University Forges Future at Intersection of Arts and Technology
New ATEC Home to Build on Strengths of Interdisciplinary Approaches to the Humanities
Jul. 2, 2012
UT Dallas Magazine includes the full version of "Reinventing the Arts." The magazine is available for viewing online.
The following are excerpts from “Reinventing the Arts,” the cover article in the just-released edition of UT Dallas Magazine. The piece was written by Gaile Robinson, an area art critic and arts writer. The full version of this story and other articles are available in the magazine's online edition.
What do you get when you put an animator, a physicist and a painter together?
Don’t anticipate a punch line; there isn’t one. Not yet.
As dean, Kratz has developed an interdisciplinary curriculum that fosters collaboration at the intersection of arts and humanities, science and engineering.
“There is a statistical correlation between Nobel Prize winners and art,” Kratz said. “It enables them to see from a different viewpoint.”
“There is a statistical correlation between Nobel Prize winners and art,” said Dean Dennis Kratz.
Kratz’s viewpoint, a broadminded administration, and a creative faculty eager to transform the traditions of a typical liberal arts program, have redefined how the arts and humanities are viewed and taught at UT Dallas.
“This isn’t about putting art in a science-based university. It’s about reconstructing the way we educate people to bring science, art and humanities together,” Kratz said.
“We want to suffuse everything.”
Kratz’s manifest destiny—geographically and cognitively—is recognized by way of the Arts and Technology Program, Texas’s first degree that combines computer science and engineering with arts and humanities.
ATEC is a contemporary hybrid, a joint creation of the Erik Jonsson School of Engineering and Computer Science and the School of Arts and Humanities.
New ATEC Building Demonstrates Commitment
“It’s right on the center of campus. This is prominent real estate. This tells you about the University’s own priorities.” said Dr. Richard Brettell, the Margaret M. McDermott Distinguished Chair of Art and Aesthetic Studies.
The 155,000-square-foot, $60 million project is scheduled for its ribbon cutting in 2013. It will provide 2,150 new classroom seats and 50 offices, as well as a lecture hall that will seat 1,200. The building was designed by Studios Architecture, the same firm that designed the Googleplex, Google’s headquarters in Mountain View, Calif.

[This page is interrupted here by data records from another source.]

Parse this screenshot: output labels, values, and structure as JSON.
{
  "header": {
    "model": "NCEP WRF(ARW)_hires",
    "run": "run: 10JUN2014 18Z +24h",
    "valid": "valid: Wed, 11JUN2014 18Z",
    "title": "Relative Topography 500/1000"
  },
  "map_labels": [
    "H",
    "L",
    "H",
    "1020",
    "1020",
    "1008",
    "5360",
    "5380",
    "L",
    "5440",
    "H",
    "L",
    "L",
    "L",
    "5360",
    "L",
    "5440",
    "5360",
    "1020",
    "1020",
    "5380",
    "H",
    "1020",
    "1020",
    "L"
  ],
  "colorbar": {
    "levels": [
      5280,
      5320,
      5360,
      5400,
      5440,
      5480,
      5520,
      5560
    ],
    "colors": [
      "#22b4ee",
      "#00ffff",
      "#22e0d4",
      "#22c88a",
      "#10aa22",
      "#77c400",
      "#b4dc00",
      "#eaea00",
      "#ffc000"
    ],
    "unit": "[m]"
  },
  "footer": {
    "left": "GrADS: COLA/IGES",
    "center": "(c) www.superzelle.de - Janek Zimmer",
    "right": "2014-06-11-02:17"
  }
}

Dr. Dave Parry, assistant professor of Arts and Technology and emerging media and communication.
Student Perspectives Broaden
“Humanities students often have no understanding why the Internet is fundamentally different from other forms of communication. The computer science students get it. But the humanities students understand the critical issues and why it matters on a cultural level. When you get them together it’s more productive,” said Dr. David Parry, assistant professor of ATEC and emerging media and communication
Parry believes there is an absolute necessity to be digitally literate. “In the future, the people who have power—power in a good way, power over their own lives—will be digitally literate,” he said. “There will be people who understand how to make, use, manipulate, critique and engage with social media in all its forms and there will be people who will just consume.” Parry sees his job as moving the consumers into the group of producers.
Recent Hires Show Emphasis
Dr. Roger Malina is a physicist, astronomer and executive editor of the Leonardo publications at MIT Press. With dual appointments as a distinguished professor of arts and technology in the School of Arts and Humanities and a professor of physics in the School of Natural Sciences and Mathematics, he focuses on connections among the natural sciences and arts, design and the humanities.
“In my career, I’ve had the scientific strand and the art and technology strand. This is an opportunity to combine both,” Malina said. “There are not many places in the U.S. or internationally that are doing what we’re trying to accomplish here—merge arts and humanities with science and engineering at a deep level and with the resources to support it.”
Dr. Venus Opal Reese, an associate professor of aesthetic studies, teaches and performs.
Freedom for Faculty
In more established institutions of higher learning, Dr. Venus Opal Reese, who teaches everything from identity theory to hip-hop dance, knows that taking her solo performance show on the road would be viewed with disapproval.
“I would have been penalized, not rewarded,” said Reese, associate professor of aesthetic studies. When schools post a job for an artist and a scholar, she said, most want a performer or a scholar to teach traditional theater history.
“When in truth, I don’t teach theater history. I do teach how people themselves perform, in terms of gender, race, sexuality and class. And I am a working performer. Taking this job afforded me the opportunity to be my whole self.”